238 N.W. 4, 184 Minn. 126, 1931 Minn. LEXIS 1028
CourtSupreme Court of Minnesota
DecidedSeptember 18, 1931
DocketNo. 28,283.
StatusPublished
Cited by6 cases

This text of 238 N.W. 4 (Borum v. Minneapolis, St. Paul & Sault Ste. Marie Railway Co.) is published on Counsel Stack Legal Research, covering Supreme Court of Minnesota primary law. Counsel Stack provides free access to over 12 million legal documents including statutes, case law, regulations, and constitutions.

Bluebook
Borum v. Minneapolis, St. Paul & Sault Ste. Marie Railway Co., 238 N.W. 4, 184 Minn. 126, 1931 Minn. LEXIS 1028 (Mich. 1931).

Opinions

Dibell, J.

The plaintiff sustained an injury while working for the defendant in interstate commerce. He brought an action for damages. Issue was joined. The parties then entered into an agreement for arbitration of all the issues comprehended in the pleadings. The arbitrators awarded the plaintiff $12,500. It was a statutory arbitration. The court confirmed the award. Judgment was entered for the plaintiff, and the defendant appeals.

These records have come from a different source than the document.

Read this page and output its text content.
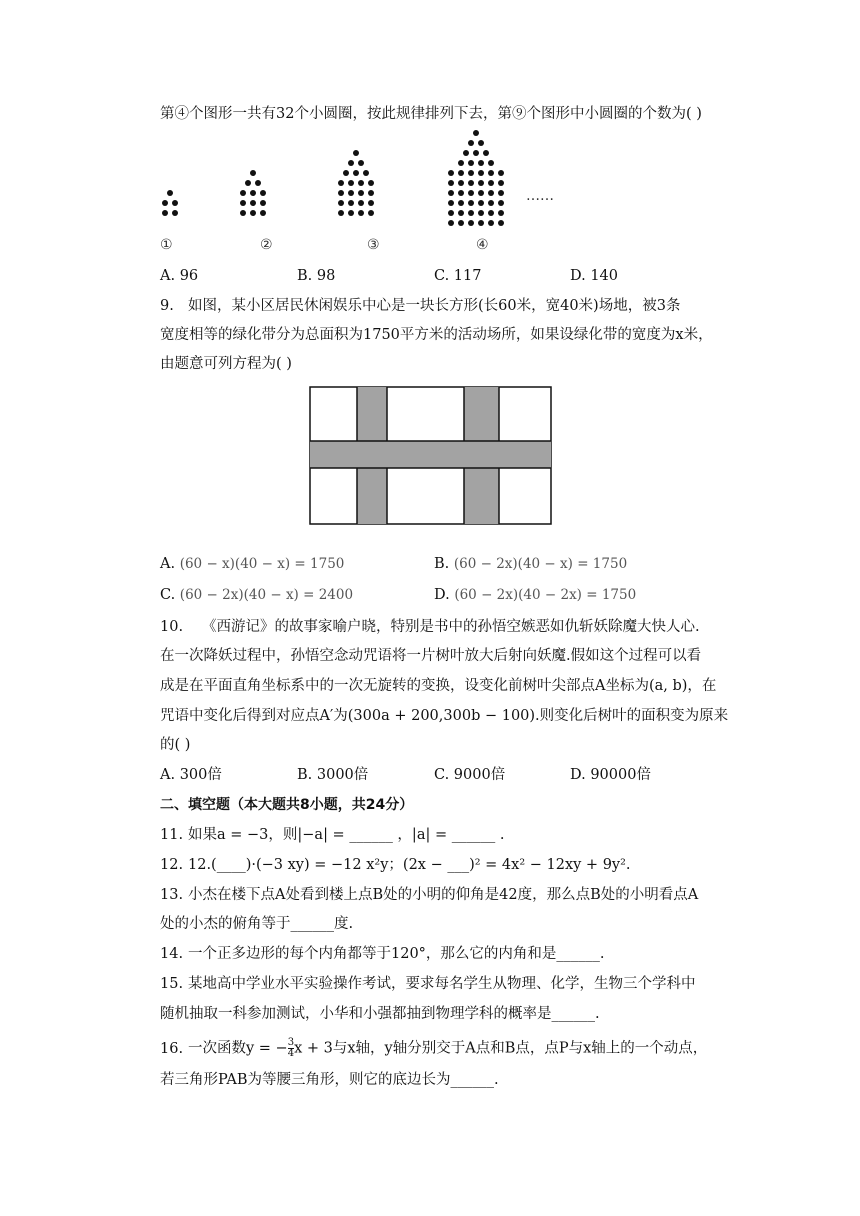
第④个图形一共有32个小圆圈，按此规律排列下去，第⑨个图形中小圆圈的个数为( )
……
①	②	③	④
A. 96	B. 98	C. 117	D. 140
9. 如图，某小区居民休闲娱乐中心是一块长方形(长60米，宽40米)场地，被3条
宽度相等的绿化带分为总面积为1750平方米的活动场所，如果设绿化带的宽度为x米，
由题意可列方程为( )
A. (60 − x)(40 − x) = 1750	B. (60 − 2x)(40 − x) = 1750
C. (60 − 2x)(40 − x) = 2400	D. (60 − 2x)(40 − 2x) = 1750
10. 《西游记》的故事家喻户晓，特别是书中的孙悟空嫉恶如仇斩妖除魔大快人心.
在一次降妖过程中，孙悟空念动咒语将一片树叶放大后射向妖魔.假如这个过程可以看
成是在平面直角坐标系中的一次无旋转的变换，设变化前树叶尖部点A坐标为(a, b)，在
咒语中变化后得到对应点A′为(300a + 200,300b − 100).则变化后树叶的面积变为原来
的( )
A. 300倍	B. 3000倍	C. 9000倍	D. 90000倍
二、填空题（本大题共8小题，共24分）
11. 如果a = −3，则|−a| = ______ ，|a| = ______ .
12. 12.(____)·(−3 xy) = −12 x²y；(2x − ___)² = 4x² − 12xy + 9y².
13. 小杰在楼下点A处看到楼上点B处的小明的仰角是42度，那么点B处的小明看点A
处的小杰的俯角等于______度.
14. 一个正多边形的每个内角都等于120°，那么它的内角和是______.
15. 某地高中学业水平实验操作考试，要求每名学生从物理、化学，生物三个学科中
随机抽取一科参加测试，小华和小强都抽到物理学科的概率是______.
16. 一次函数y = − $\frac{3}{4}$ x + 3与x轴，y轴分别交于A点和B点，点P与x轴上的一个动点，
若三角形PAB为等腰三角形，则它的底边长为______.
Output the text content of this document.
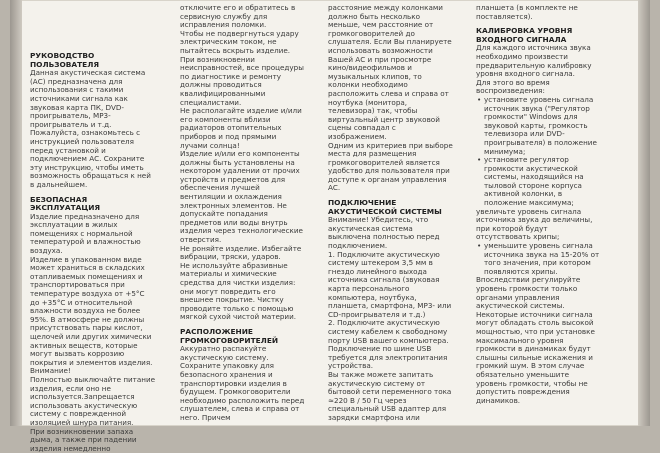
РУКОВОДСТВО ПОЛЬЗОВАТЕЛЯ

Данная акустическая система (АС) предназначена для использования с такими источниками сигнала как звуковая карта ПК, DVD-проигрыватель, MP3-проигрыватель и т.д. Пожалуйста, ознакомьтесь с инструкцией пользователя перед установкой и подключением АС. Сохраните эту инструкцию, чтобы иметь возможность обращаться к ней в дальнейшем.

БЕЗОПАСНАЯ ЭКСПЛУАТАЦИЯ

Изделие предназначено для эксплуатации в жилых помещениях с нормальной температурой и влажностью воздуха.

Изделие в упакованном виде может храниться в складских отапливаемых помещениях и транспортироваться при температуре воздуха от +5°С до +35°С и относительной влажности воздуха не более 95%. В атмосфере не должны присутствовать пары кислот, щелочей или других химически активных веществ, которые могут вызвать коррозию покрытия и элементов изделия. Внимание!

Полностью выключайте питание изделия, если оно не используется.Запрещается использовать акустическую систему с поврежденной изоляцией шнура питания.

При возникновении запаха дыма, а также при падении изделия немедленно

отключите его и обратитесь в сервисную службу для исправления поломки.

Чтобы не подвергнуться удару электрическим током, не пытайтесь вскрыть изделие. При возникновении неисправностей, все процедуры по диагностике и ремонту должны проводиться квалифицированными специалистами.

Не располагайте изделие и/или его компоненты вблизи радиаторов отопительных приборов и под прямыми лучами солнца!

Изделие и/или его компоненты должны быть установлены на некотором удалении от прочих устройств и предметов для обеспечения лучшей вентиляции и охлаждения электронных элементов. Не допускайте попадания предметов или воды внутрь изделия через технологические отверстия.

Не роняйте изделие. Избегайте вибрации, тряски, ударов.

Не используйте абразивные материалы и химические средства для чистки изделия: они могут повредить его внешнее покрытие. Чистку проводите только с помощью мягкой сухой чистой материи.

РАСПОЛОЖЕНИЕ ГРОМКОГОВОРИТЕЛЕЙ

Аккуратно распакуйте акустическую систему. Сохраните упаковку для безопасного хранения и транспортировки изделия в будущем. Громкоговорители необходимо расположить перед слушателем, слева и справа от него. Причем

расстояние между колонками должно быть несколько меньше, чем расстояние от громкоговорителей до слушателя. Если Вы планируете использовать возможности Вашей АС и при просмотре кино/видеофильмов и музыкальных клипов, то колонки необходимо расположить слева и справа от ноутбука (монитора, телевизора) так, чтобы виртуальный центр звуковой сцены совпадал с изображением.

Одним из критериев при выборе места для размещения громкоговорителей является удобство для пользователя при доступе к органам управления АС.

ПОДКЛЮЧЕНИЕ АКУСТИЧЕСКОЙ СИСТЕМЫ

Внимание! Убедитесь, что акустическая система выключена полностью перед подключением.

1. Подключите акустическую систему штекером 3,5 мм в гнездо линейного выхода источника сигнала (звуковая карта персонального компьютера, ноутбука, планшета, смартфона, MP3- или CD-проигрывателя и т.д.)

2. Подключите акустическую систему кабелем к свободному порту USB вашего компьютера. Подключение по шине USB требуется для электропитания устройства.

Вы также можете запитать акустическую систему от бытовой сети переменного тока ≈220 В / 50 Гц через специальный USB адаптер для зарядки смартфона или

планшета (в комплекте не поставляется).

КАЛИБРОВКА УРОВНЯ ВХОДНОГО СИГНАЛА

Для каждого источника звука необходимо произвести предварительную калибровку уровня входного сигнала.

Для этого во время воспроизведения:

• установите уровень сигнала источник звука ("Регулятор громкости" Windows для звуковой карты, громкость телевизора или DVD-проигрывателя) в положение минимума;

• установите регулятор громкости акустической системы, находящийся на тыловой стороне корпуса активной колонки, в положение максимума;

увеличьте уровень сигнала источника звука до величины, при которой будут отсутствовать хрипы;

• уменьшите уровень сигнала источника звука на 15-20% от того значения, при котором появляются хрипы.

Впоследствии регулируйте уровень громкости только органами управления акустической системы. Некоторые источники сигнала могут обладать столь высокой мощностью, что при установке максимального уровня громкости в динамиках будут слышны сильные искажения и громкий шум. В этом случае обязательно уменьшите уровень громкости, чтобы не допустить повреждения динамиков.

On December 11, 1928, the plaintiff, Borran, sustained the loss of both legs below the knees while employed as a switchman in the yards of the defendant at Minneapolis. His work was in interstate commerce. He brought suit under the federal employers liability act, 35 St. 65, 15 USCA, § 51, et seq. The arbitrators found the defendant’s negligence the proximate cause of the injury. No complaint is made of the finding.

It was a part of the agreement of arbitration that the plaintiff should be paid $12,500 and that such sum should be retained whatever the finding of the arbitrators on the question of liability should be; and that if the decision of the arbitrators was in favor of the plaintiff on the merits they should make an award of $12,500. This was additional to the $12,500 mentioned before. Three arbitrators were chosen by the parties, from the bar of Minneapolis and St. Paul. They made their findings and, on a further hearing, supplemental findings, and awarded the plaintiff $12,500.

*128 There are three questions involved:

(1) Whether, under the agreement for arbitration quoted hereinafter, the award was final on all questions, including those of law; in short, whether the award was reviewable in the district court and in this court.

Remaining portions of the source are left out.